Prince of Wales Secondary
Floor Location : M 175 D
Bunny Business is a study and assessment on how human activity, specifically feeding, affects feral rabbit health. It looked at two groups of rabbits living at the Jericho Sailing Center and compared their health condition and well-being. The western group was subject to less human traffic and hence, less interactions with people than the eastern group which experienced high human traffic year round. I assessed the health of the rabbits by observing their behaviour and looking for signs that may indicate potential illness. Such signs were lethargy, clumsiness, loss of instincts, ragged fur, clogged respiratory system and very little aggression. I then analyzed rabbit health by designing a scoring system. Despite some limitations, this system allowed me to capture a snapshot of a rabbits health with the resources presented to me. The studies occurred over 22 field trips over the months of October to January.

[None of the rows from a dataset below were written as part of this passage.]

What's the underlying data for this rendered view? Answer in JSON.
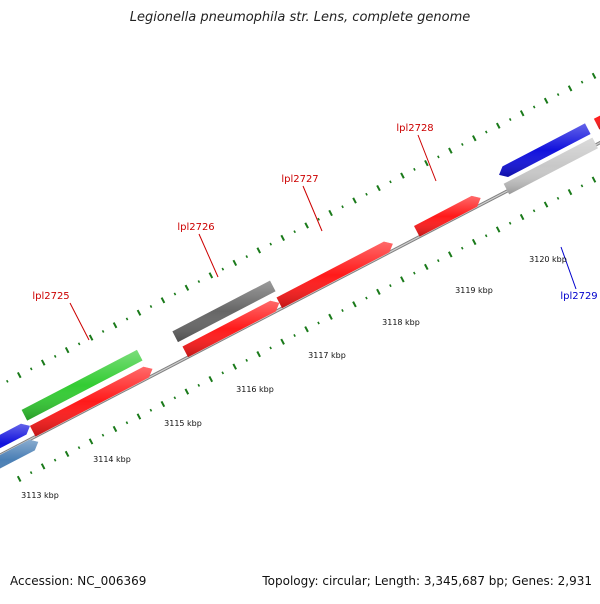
{
  "title": "Legionella pneumophila str. Lens, complete genome",
  "footer": {
    "accession": "Accession: NC_006369",
    "summary": "Topology: circular; Length: 3,345,687 bp; Genes: 2,931"
  },
  "colors": {
    "backbone": "#808080",
    "tick": "#1a7a1a",
    "forward_label": "#cc0000",
    "reverse_label": "#0000cc",
    "red_gene": "#ff1a1a",
    "dark_gray_gene": "#666666",
    "green_gene": "#33cc33",
    "blue_gene": "#1111dd",
    "steel_blue_gene": "#4a7fb5",
    "light_gray_gene": "#c8c8c8"
  },
  "scale_labels": [
    {
      "text": "3113 kbp"
    },
    {
      "text": "3114 kbp"
    },
    {
      "text": "3115 kbp"
    },
    {
      "text": "3116 kbp"
    },
    {
      "text": "3117 kbp"
    },
    {
      "text": "3118 kbp"
    },
    {
      "text": "3119 kbp"
    },
    {
      "text": "3120 kbp"
    }
  ],
  "gene_labels": [
    {
      "text": "lpl2725",
      "strand": "forward"
    },
    {
      "text": "lpl2726",
      "strand": "forward"
    },
    {
      "text": "lpl2727",
      "strand": "forward"
    },
    {
      "text": "lpl2728",
      "strand": "forward"
    },
    {
      "text": "lpl2729",
      "strand": "reverse"
    }
  ]
}
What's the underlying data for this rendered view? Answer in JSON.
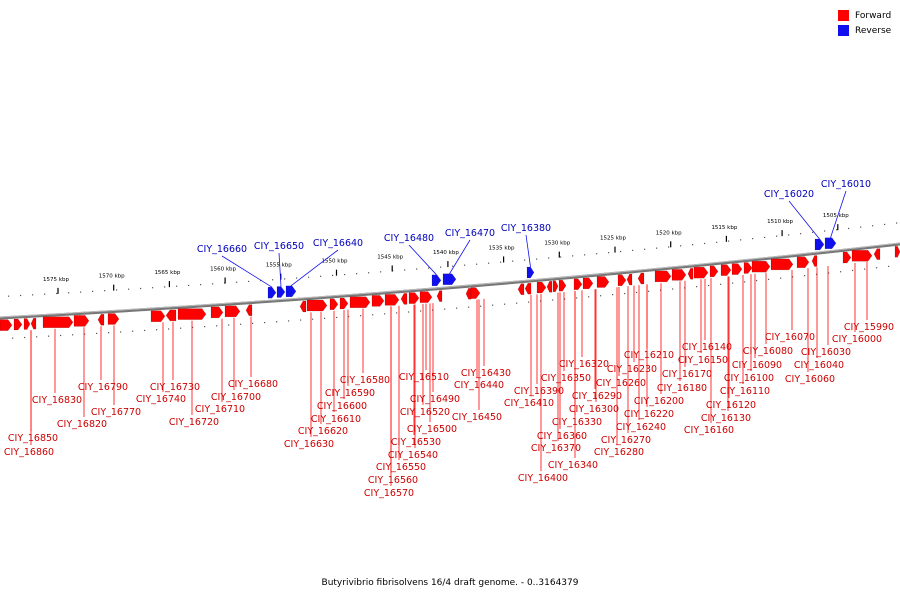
{
  "caption": "Butyrivibrio fibrisolvens 16/4 draft genome. - 0..3164379",
  "legend": [
    {
      "label": "Forward",
      "color": "#ff0000"
    },
    {
      "label": "Reverse",
      "color": "#1010ee"
    }
  ],
  "colors": {
    "forward": "#ff0000",
    "reverse": "#1010ee",
    "forward_label": "#cc0000",
    "reverse_label": "#0000bb",
    "backbone": "#777777"
  },
  "scale_ticks": [
    "1575 kbp",
    "1570 kbp",
    "1565 kbp",
    "1560 kbp",
    "1555 kbp",
    "1550 kbp",
    "1545 kbp",
    "1540 kbp",
    "1535 kbp",
    "1530 kbp",
    "1525 kbp",
    "1520 kbp",
    "1515 kbp",
    "1510 kbp",
    "1505 kbp"
  ],
  "reverse_labels": [
    "CIY_16660",
    "CIY_16650",
    "CIY_16640",
    "CIY_16480",
    "CIY_16470",
    "CIY_16380",
    "CIY_16020",
    "CIY_16010"
  ],
  "forward_labels": [
    "CIY_16860",
    "CIY_16850",
    "CIY_16830",
    "CIY_16820",
    "CIY_16790",
    "CIY_16770",
    "CIY_16740",
    "CIY_16730",
    "CIY_16720",
    "CIY_16710",
    "CIY_16700",
    "CIY_16680",
    "CIY_16630",
    "CIY_16620",
    "CIY_16610",
    "CIY_16600",
    "CIY_16590",
    "CIY_16580",
    "CIY_16570",
    "CIY_16560",
    "CIY_16550",
    "CIY_16540",
    "CIY_16530",
    "CIY_16520",
    "CIY_16510",
    "CIY_16500",
    "CIY_16490",
    "CIY_16450",
    "CIY_16440",
    "CIY_16430",
    "CIY_16410",
    "CIY_16400",
    "CIY_16390",
    "CIY_16370",
    "CIY_16360",
    "CIY_16350",
    "CIY_16340",
    "CIY_16330",
    "CIY_16320",
    "CIY_16300",
    "CIY_16290",
    "CIY_16280",
    "CIY_16270",
    "CIY_16260",
    "CIY_16240",
    "CIY_16230",
    "CIY_16220",
    "CIY_16210",
    "CIY_16200",
    "CIY_16180",
    "CIY_16170",
    "CIY_16160",
    "CIY_16150",
    "CIY_16140",
    "CIY_16130",
    "CIY_16120",
    "CIY_16110",
    "CIY_16100",
    "CIY_16090",
    "CIY_16080",
    "CIY_16070",
    "CIY_16060",
    "CIY_16040",
    "CIY_16030",
    "CIY_16000",
    "CIY_15990"
  ]
}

I spent 3 months with the rabbits. Initially, I expected the all rabbits to show evident signs of health deterioration due to human activity. However, I found that the western group of rabbits who experienced little to no human interaction were significantly healthier than the eastern rabbits and seemed as if they had hardly interacted with humans at all. Based on my health scoring system, I observed a 19.1% decrease in alertness, a 19% activity level decrease, a 23.3% comfort level increase, an 18.4% fur condition deterioration, 35% decrease in aggression and 10% deterioration in breathing. This sums up to a 15.6% decrease in health for the eastern colony when compared to the western colony. This shows that it is not only feeding that detriments rabbit health but human interactions in general as we see decreases in alertness and activity.
This study could shed light on future rabbit studies and as the management of feral rabbits is an emerging issue around the world. This study could provide knowledge on how rabbits survive in an urban setting so we can effectively and humanely manage them.